Rich-but-benevolent New Yorker Jervis, a trustee of an orphanage, funds their brightest young girl through university anonymously, with one of his few requests being a monthly letter by way of a report on her progress. The story is largely told through these letters, over a period of four years until just after her graduation. Orphan Jerush meets Jervis as he is the uncle of one of her college friends, but she doesn’t know he’s ‘Mr. Smith’ her benefactor. If course, they fall in love and it all ends happily.

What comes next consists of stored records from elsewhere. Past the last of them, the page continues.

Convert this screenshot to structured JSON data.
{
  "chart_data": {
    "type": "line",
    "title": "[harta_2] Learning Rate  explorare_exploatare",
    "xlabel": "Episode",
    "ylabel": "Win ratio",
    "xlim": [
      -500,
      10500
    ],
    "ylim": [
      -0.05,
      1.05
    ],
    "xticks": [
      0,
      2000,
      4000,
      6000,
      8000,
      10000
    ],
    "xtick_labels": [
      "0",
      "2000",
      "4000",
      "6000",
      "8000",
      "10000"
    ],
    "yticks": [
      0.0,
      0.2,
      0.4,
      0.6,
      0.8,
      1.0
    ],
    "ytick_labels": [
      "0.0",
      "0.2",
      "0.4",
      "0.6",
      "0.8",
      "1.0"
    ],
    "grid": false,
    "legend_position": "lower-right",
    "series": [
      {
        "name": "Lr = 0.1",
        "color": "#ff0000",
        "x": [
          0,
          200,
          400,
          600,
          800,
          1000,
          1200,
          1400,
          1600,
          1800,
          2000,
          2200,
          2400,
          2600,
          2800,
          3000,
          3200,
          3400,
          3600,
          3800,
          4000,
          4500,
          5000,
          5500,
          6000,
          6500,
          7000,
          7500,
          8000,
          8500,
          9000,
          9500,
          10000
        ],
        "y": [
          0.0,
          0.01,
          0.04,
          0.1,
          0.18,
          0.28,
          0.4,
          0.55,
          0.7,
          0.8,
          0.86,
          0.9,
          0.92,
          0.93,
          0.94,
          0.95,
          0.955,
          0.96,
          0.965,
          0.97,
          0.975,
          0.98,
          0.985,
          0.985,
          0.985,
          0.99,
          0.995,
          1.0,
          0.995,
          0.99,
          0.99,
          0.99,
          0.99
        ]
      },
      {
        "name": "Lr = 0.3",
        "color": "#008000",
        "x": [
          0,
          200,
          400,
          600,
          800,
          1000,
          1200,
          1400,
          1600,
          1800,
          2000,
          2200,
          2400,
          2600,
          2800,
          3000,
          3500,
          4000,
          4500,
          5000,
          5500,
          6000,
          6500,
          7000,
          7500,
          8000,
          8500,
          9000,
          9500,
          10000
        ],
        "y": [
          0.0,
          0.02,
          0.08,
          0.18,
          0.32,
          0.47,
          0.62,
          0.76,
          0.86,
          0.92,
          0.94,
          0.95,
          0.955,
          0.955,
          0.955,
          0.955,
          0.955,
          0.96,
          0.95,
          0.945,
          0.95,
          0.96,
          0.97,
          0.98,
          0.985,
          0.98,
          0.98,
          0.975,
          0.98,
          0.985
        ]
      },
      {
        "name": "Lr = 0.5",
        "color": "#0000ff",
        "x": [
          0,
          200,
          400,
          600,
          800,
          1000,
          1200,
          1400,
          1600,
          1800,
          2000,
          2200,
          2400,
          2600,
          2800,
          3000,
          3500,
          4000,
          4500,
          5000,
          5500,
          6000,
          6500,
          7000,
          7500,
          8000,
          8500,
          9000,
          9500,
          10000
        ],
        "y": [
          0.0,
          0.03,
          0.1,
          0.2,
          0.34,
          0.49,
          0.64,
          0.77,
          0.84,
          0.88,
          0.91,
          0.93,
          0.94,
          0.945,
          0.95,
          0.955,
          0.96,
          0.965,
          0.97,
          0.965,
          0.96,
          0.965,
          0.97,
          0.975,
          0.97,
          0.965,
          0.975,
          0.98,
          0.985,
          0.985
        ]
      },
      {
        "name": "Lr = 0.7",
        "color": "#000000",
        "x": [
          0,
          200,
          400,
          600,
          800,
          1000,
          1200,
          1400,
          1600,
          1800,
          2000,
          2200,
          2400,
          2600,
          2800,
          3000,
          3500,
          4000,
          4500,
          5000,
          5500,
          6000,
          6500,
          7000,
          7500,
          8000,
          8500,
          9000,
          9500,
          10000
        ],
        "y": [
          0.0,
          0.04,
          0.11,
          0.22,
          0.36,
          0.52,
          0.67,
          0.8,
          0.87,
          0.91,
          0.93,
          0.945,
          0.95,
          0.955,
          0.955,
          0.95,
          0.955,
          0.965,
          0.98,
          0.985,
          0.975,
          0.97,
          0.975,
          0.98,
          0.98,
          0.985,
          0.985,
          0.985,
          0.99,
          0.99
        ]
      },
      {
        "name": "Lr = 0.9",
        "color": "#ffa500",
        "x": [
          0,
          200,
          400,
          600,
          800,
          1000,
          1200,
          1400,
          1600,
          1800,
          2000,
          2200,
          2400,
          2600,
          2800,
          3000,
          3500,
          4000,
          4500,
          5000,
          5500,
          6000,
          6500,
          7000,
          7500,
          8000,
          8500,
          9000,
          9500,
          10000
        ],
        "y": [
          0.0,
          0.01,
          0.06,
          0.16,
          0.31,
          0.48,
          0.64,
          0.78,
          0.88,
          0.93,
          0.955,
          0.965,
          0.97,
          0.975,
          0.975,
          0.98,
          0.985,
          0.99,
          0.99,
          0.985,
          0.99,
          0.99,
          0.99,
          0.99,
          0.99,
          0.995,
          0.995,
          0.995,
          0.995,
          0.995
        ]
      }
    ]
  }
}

Paul Gordon’s score is simply beautiful, superbly played by a six-pice orchestra under Caroline Humphris. It is almost, but not completely, sung through with so many gorgeous melodies and lyrics which propel the story forward, though sometimes unevenly (some time periods getting longer than others). David Farley’s wood panelled period design and John Caird’s simple staging enable to show to flow seamlessly through a lot of scenes and a years.

Though I liked both Robert Adelman Hancock as Jervis / Smith and Megan McGinnis as Jerush, it was the latter’s vocal performances which blew me away; one of the best musical theatre voices I’ve ever heard.

The cheese level is a little high, but well worth living with for what I thought was a delightful chamber musical. This was my first visit to the new St. James Theatre (such a good name) and it’s a nice intimate space – very much like Trafalgar Studio 1 (steep!) but a little smaller size.